I did the same thing when we moved to Austin - this thinking that it will be so easy adjusting to a new city and finding work with ease. Usually, when a family member hears of our plans to move they always reassure us that it will be so easy for us to find work because we are from the Midwest and who doesn't want to hire someone from the Midwest? NO ONE CARES THAT WE ARE FROM THE MIDWEST!
However, the husband and I have been quite lucky. We did find work fairly early on. When I look back, I realize that I found my job within a month and a half of settling in. And the husband was able to use a friend of a friend to find work soon after. A lot of people we meet who are new to this city seem to have a harder time finding work. We had some luck on our side.
At the time, last year, it felt like we were never going to find jobs. The month and a half that I wasn't working was actually longer because we were also dealing with our lost month of July. It did feel like forever to the two of us. It felt strange not to be working, especially since I've always worked - like the rest of human population - and I kind of liked not working. Except for the part of not having money coming in. We did have savings, but this city isn't cheap. We aren't dealing with Austin prices anymore.
Here we are. One year later.
We are both back at the beginning, overeducated and underemployed. Starting out at the bottom again. But that's par for the course with Gen X-ers - or whatever the fuck we are, because I can never figure that out and all I know is that we are in that sweet spot where none of this really matters - with our degrees in English.
I am back in a kitchen, which isn't my dream, but it pays the bills and that's all that matters right now because we suck at budgeting. And the husband is doing odd PA jobs around town. Again, it isn't the dream, but it pays the bills. And that is where we are at right now.
I am proud to say that we haven't had to pack up and mosey on back to Austin, which had been a fear of mine. As great of a town as Austin is, it's a town that is really hard to get anything done - again, just for us. Many of people have accomplished plenty in that great city of Austin, but we just could not. I have heard of Austin being compared to Never-Never Land before, and I agree totally. It's easy to live a life of underemployment comfortably there. So, we left and the struggle is now real. But isn't the struggle supposed to help with the creativity?
Isn't there that saying, what doesn't kill us will only make us stronger? At this point, I hope so. Otherwise why the fuck are we doing this?

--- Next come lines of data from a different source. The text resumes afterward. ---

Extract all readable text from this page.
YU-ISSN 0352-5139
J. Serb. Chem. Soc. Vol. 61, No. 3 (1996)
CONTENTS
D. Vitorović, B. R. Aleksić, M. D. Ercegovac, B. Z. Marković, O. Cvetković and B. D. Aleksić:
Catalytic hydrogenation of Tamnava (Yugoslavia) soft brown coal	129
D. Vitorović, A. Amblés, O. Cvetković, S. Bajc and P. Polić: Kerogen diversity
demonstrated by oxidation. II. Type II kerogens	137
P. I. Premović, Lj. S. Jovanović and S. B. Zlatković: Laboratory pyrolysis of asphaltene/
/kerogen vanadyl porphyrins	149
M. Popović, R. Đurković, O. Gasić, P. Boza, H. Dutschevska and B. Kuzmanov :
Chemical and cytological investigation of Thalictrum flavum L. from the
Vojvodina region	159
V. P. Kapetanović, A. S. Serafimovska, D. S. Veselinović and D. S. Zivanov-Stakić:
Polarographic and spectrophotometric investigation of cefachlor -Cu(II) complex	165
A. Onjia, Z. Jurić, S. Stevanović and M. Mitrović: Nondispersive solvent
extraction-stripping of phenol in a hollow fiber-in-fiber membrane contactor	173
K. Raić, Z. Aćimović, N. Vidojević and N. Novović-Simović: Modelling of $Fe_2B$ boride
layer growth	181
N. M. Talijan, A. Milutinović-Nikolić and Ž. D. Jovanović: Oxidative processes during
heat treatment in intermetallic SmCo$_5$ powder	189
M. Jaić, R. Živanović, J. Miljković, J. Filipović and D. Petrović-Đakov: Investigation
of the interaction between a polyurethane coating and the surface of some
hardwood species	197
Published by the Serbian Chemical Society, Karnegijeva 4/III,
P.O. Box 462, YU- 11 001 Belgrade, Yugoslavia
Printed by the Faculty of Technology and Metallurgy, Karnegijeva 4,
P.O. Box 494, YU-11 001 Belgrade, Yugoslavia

We have pretty much run out of savings. So that is freaking me out. But hopefully we can pull in some more money with promotions or just better jobs in general. Always on the lookout for something better, A.K.A. something that pays more. With the minimum wage going up in this city, things should pan out for better paying jobs. We'll see. We really need to become better hustlers. Everyone here who is doing something is hustling, and we need to tap into that mindset. I still think our Midwestern way of thinking that things will come to us because we are hard workers is getting in the way. We need to make our own way. We need to hustle.
One year. Holy fuck, one year.
I don't feel like a Californian, yet. I do absolutely love this state and cannot wait until I feel like I totally belong.